今回からは新たに、「差動対」と呼ぶ基本回路の特長と動作の仕組みを説明します。差動対がなければ、現在のように電子回路が発展していないと言ってよいほど、重要な回路です。
これまで、エミッタ接地増幅回路を中心に、エミッタ・フォロアやベース接地回路の動作について解説してきました。今回からは新たに、「差動対」と呼ぶ基本回路の特長と動作の仕組みを、2回に分けて説明します。
差動対は、オペアンプやコンパレータ(比較器)といった基本的なアナログ回路のさらに基本となる回路です。差動対がなければ、現在のように電子回路が発展していないと言ってよいほど、重要な回路です。今回は差動対の特長について、次回はその動作について説明します。
差動対を図1に示しました。これまで説明してきたエミッタ接地回路やエミッタ・フォロア、ベース接地回路といった基本回路は1つのトランジスタで構成していたのに対して、差動対は読んで字のごとく「差で動く対」で、入力信号の差分に応じて動作する1対(2個)のトランジスタを使います。
図1ではQ1とQ2が対になっています。動作の仕組みは次回説明しますので、ここではこの回路の形を覚えて下さい。これまで説明してきた基本回路とは異なり、2入力、2出力の回路です。通常、入力には振幅が同じで位相が180°反転している(逆相の)信号を入力します。
この差動対には、数多くの特長があります。まず、リミッタ機能を備えていることが挙げられます(図2)。差動対は、増幅回路として動作し、2つの入力信号をそれぞれ線形増幅します。ただし、入力信号の振幅が大きくなり過ぎたときには、出力信号の振幅を任意の値に制限し、周波数特性が良好になる振幅の範囲でトランジスタを動作させることができます。
一般にバイポーラ・トランジスタは、本連載の第5回で取り上げた「飽和領域」で動作させてしまうと周波数特性が極端に悪くなります。

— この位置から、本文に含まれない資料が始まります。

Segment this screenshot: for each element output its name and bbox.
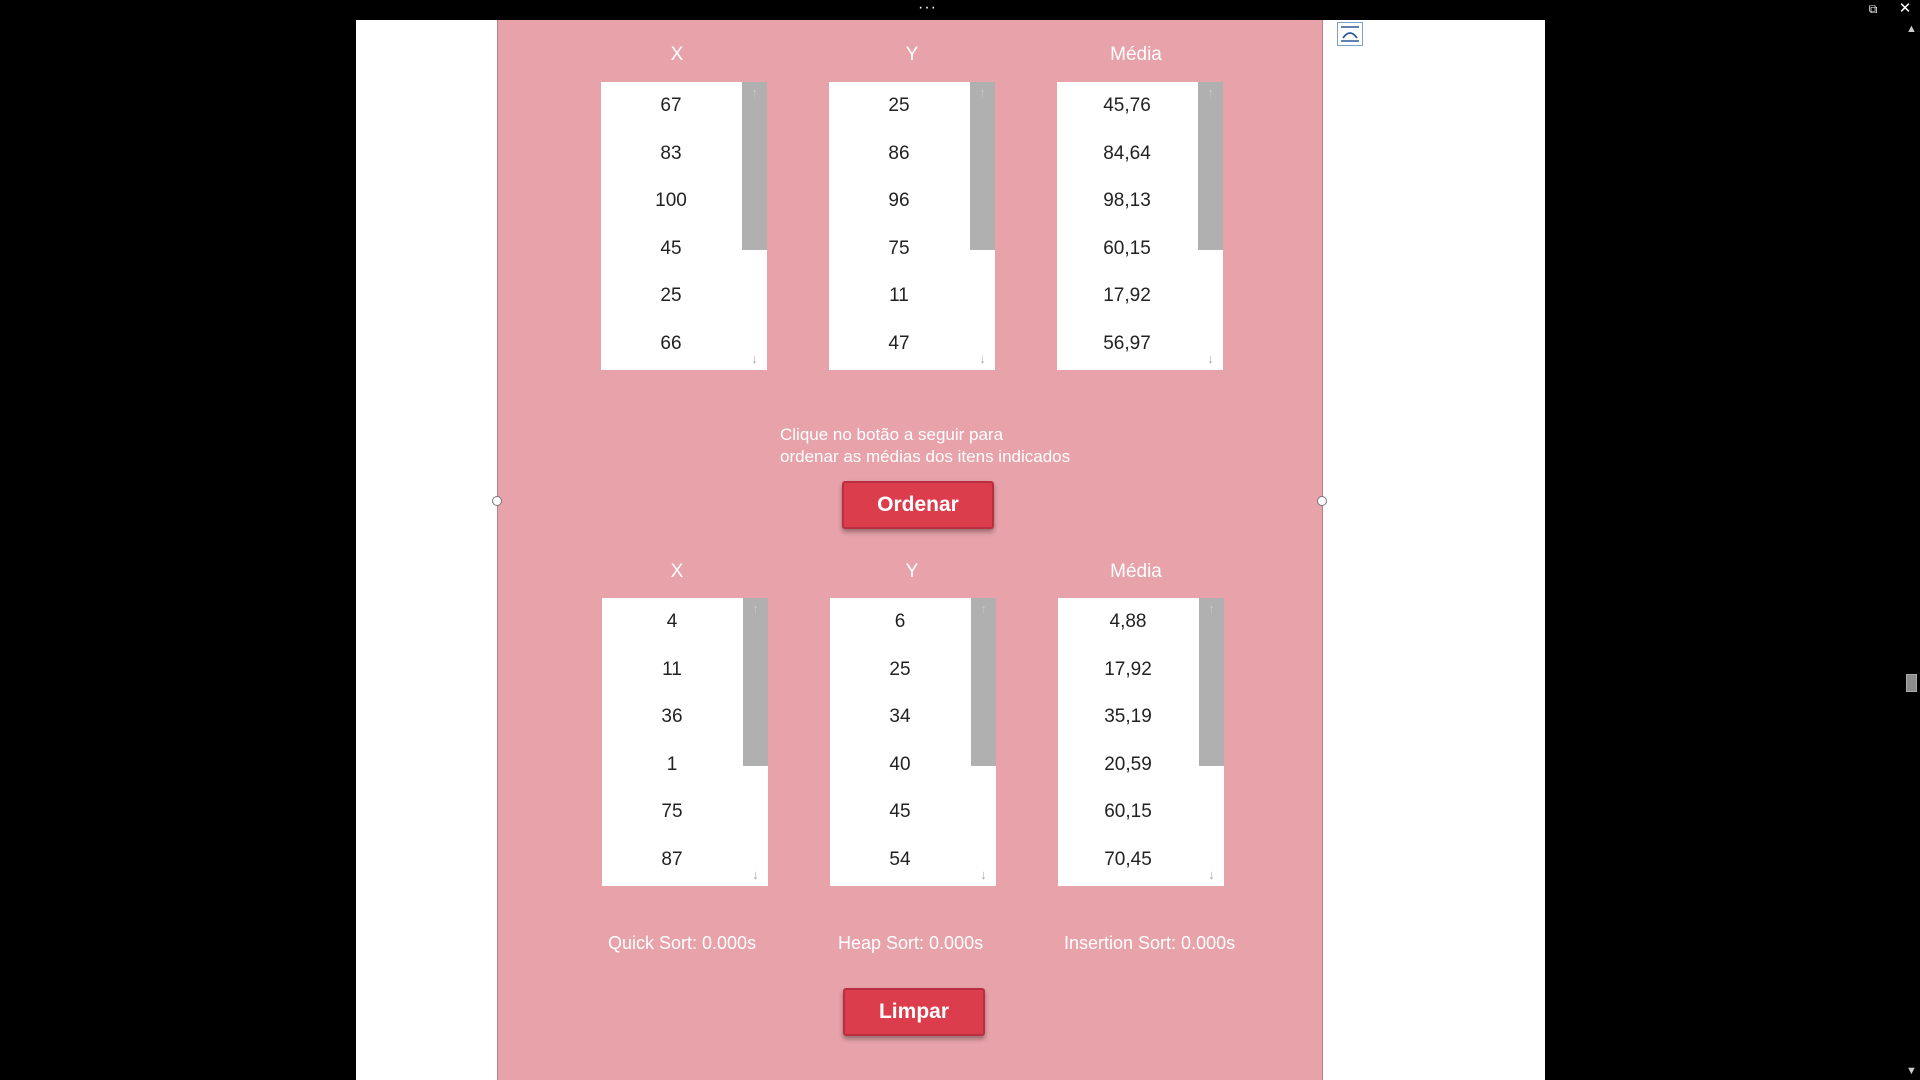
list-item[interactable]: 84,64 (1057, 130, 1197, 178)
list-item[interactable]: 60,15 (1058, 788, 1198, 836)
list-item[interactable]: 25 (830, 646, 970, 694)
list-item[interactable]: 25 (601, 272, 741, 320)
top-list-media[interactable]: 45,76 84,64 98,13 60,15 17,92 56,97 ↑ ↓ (1057, 82, 1223, 370)
list-item[interactable]: 20,59 (1058, 741, 1198, 789)
close-icon[interactable]: ✕ (1897, 1, 1913, 17)
scroll-up-arrow-icon[interactable]: ↑ (1198, 82, 1223, 104)
top-header-y: Y (905, 44, 919, 65)
scroll-up-arrow-icon[interactable]: ↑ (743, 598, 768, 620)
panel-left-border (497, 20, 498, 1080)
bottom-header-media: Média (1110, 561, 1162, 582)
list-item[interactable]: 1 (602, 741, 742, 789)
scrollbar-thumb[interactable] (1199, 598, 1224, 766)
bottom-list-x[interactable]: 4 11 36 1 75 87 ↑ ↓ (602, 598, 768, 886)
scrollbar-thumb[interactable] (743, 598, 768, 766)
list-item[interactable]: 47 (829, 320, 969, 368)
list-item[interactable]: 70,45 (1058, 836, 1198, 884)
window-scrollbar[interactable]: ▲ ▼ (1903, 20, 1920, 1080)
list-item[interactable]: 96 (829, 177, 969, 225)
list-item[interactable]: 11 (602, 646, 742, 694)
bottom-header-y: Y (905, 561, 919, 582)
panel-right-border (1322, 20, 1323, 1080)
list-item[interactable]: 45 (601, 225, 741, 273)
scrollbar-thumb[interactable] (970, 82, 995, 250)
list-item[interactable]: 83 (601, 130, 741, 178)
list-item[interactable]: 54 (830, 836, 970, 884)
list-item[interactable]: 45,76 (1057, 82, 1197, 130)
list-item[interactable]: 35,19 (1058, 693, 1198, 741)
instruction-line-2: ordenar as médias dos itens indicados (780, 447, 1071, 466)
list-item[interactable]: 66 (601, 320, 741, 368)
list-item[interactable]: 75 (829, 225, 969, 273)
list-item[interactable]: 100 (601, 177, 741, 225)
scrollbar[interactable]: ↑ ↓ (743, 598, 768, 886)
bottom-list-media[interactable]: 4,88 17,92 35,19 20,59 60,15 70,45 ↑ ↓ (1058, 598, 1224, 886)
layout-options-icon[interactable] (1337, 22, 1363, 46)
list-item[interactable]: 36 (602, 693, 742, 741)
list-item[interactable]: 17,92 (1058, 646, 1198, 694)
list-item[interactable]: 67 (601, 82, 741, 130)
list-item[interactable]: 56,97 (1057, 320, 1197, 368)
top-list-y[interactable]: 25 86 96 75 11 47 ↑ ↓ (829, 82, 995, 370)
scroll-down-arrow-icon[interactable]: ↓ (1199, 864, 1224, 886)
list-item[interactable]: 4 (602, 598, 742, 646)
top-list-x[interactable]: 67 83 100 45 25 66 ↑ ↓ (601, 82, 767, 370)
scroll-up-icon[interactable]: ▲ (1903, 22, 1920, 36)
sort-button[interactable]: Ordenar (842, 481, 994, 529)
top-header-media: Média (1110, 44, 1162, 65)
scroll-down-arrow-icon[interactable]: ↓ (743, 864, 768, 886)
list-item[interactable]: 11 (829, 272, 969, 320)
more-options-icon[interactable]: ··· (918, 0, 937, 16)
list-item[interactable]: 4,88 (1058, 598, 1198, 646)
scroll-up-arrow-icon[interactable]: ↑ (971, 598, 996, 620)
scroll-down-arrow-icon[interactable]: ↓ (971, 864, 996, 886)
scrollbar[interactable]: ↑ ↓ (970, 82, 995, 370)
list-item[interactable]: 6 (830, 598, 970, 646)
scrollbar[interactable]: ↑ ↓ (971, 598, 996, 886)
scrollbar[interactable]: ↑ ↓ (742, 82, 767, 370)
list-item[interactable]: 98,13 (1057, 177, 1197, 225)
restore-icon[interactable]: ⧉ (1866, 2, 1880, 16)
scroll-down-icon[interactable]: ▼ (1903, 1064, 1920, 1078)
scrollbar[interactable]: ↑ ↓ (1199, 598, 1224, 886)
bottom-list-y[interactable]: 6 25 34 40 45 54 ↑ ↓ (830, 598, 996, 886)
scroll-up-arrow-icon[interactable]: ↑ (970, 82, 995, 104)
quick-sort-time: Quick Sort: 0.000s (608, 933, 757, 953)
scrollbar-thumb[interactable] (742, 82, 767, 250)
scroll-down-arrow-icon[interactable]: ↓ (742, 348, 767, 370)
clear-button[interactable]: Limpar (843, 988, 985, 1036)
scrollbar[interactable]: ↑ ↓ (1198, 82, 1223, 370)
scroll-up-arrow-icon[interactable]: ↑ (742, 82, 767, 104)
list-item[interactable]: 86 (829, 130, 969, 178)
instruction-text: Clique no botão a seguir para ordenar as… (780, 424, 1085, 470)
list-item[interactable]: 25 (829, 82, 969, 130)
instruction-line-1: Clique no botão a seguir para (780, 425, 1004, 444)
insertion-sort-time: Insertion Sort: 0.000s (1064, 933, 1236, 953)
top-header-x: X (670, 44, 684, 65)
list-item[interactable]: 60,15 (1057, 225, 1197, 273)
scrollbar-thumb[interactable] (971, 598, 996, 766)
list-item[interactable]: 75 (602, 788, 742, 836)
resize-handle-right[interactable] (1317, 496, 1327, 506)
list-item[interactable]: 34 (830, 693, 970, 741)
window-titlebar: ··· ⧉ ✕ (0, 0, 1920, 20)
list-item[interactable]: 45 (830, 788, 970, 836)
bottom-header-x: X (670, 561, 684, 582)
list-item[interactable]: 87 (602, 836, 742, 884)
scroll-down-arrow-icon[interactable]: ↓ (1198, 348, 1223, 370)
scrollbar-thumb[interactable] (1198, 82, 1223, 250)
list-item[interactable]: 17,92 (1057, 272, 1197, 320)
window-scrollbar-thumb[interactable] (1906, 674, 1917, 692)
heap-sort-time: Heap Sort: 0.000s (838, 933, 984, 953)
scroll-up-arrow-icon[interactable]: ↑ (1199, 598, 1224, 620)
list-item[interactable]: 40 (830, 741, 970, 789)
scroll-down-arrow-icon[interactable]: ↓ (970, 348, 995, 370)
resize-handle-left[interactable] (492, 496, 502, 506)
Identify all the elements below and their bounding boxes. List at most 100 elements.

詳細は割愛しますが、飽和領域での動作にならないように余裕を持って、コレクタ電圧がベース電圧より高くなるように設計するのが普通です。出力信号(つまり、コレクタ電圧)の振幅を制限することで、コレクタ電圧がベース電圧よりも低くなることを防げます。
図2は、入力信号の振幅が大きくなり過ぎた場合に、出力信号を制限した様子を示しました。振幅が矩形に歪んでいます。それでも、高速デジタル信号の受信器のうち、波形のひずみよりも高速動作を目的とした回路では十分に適用可能です。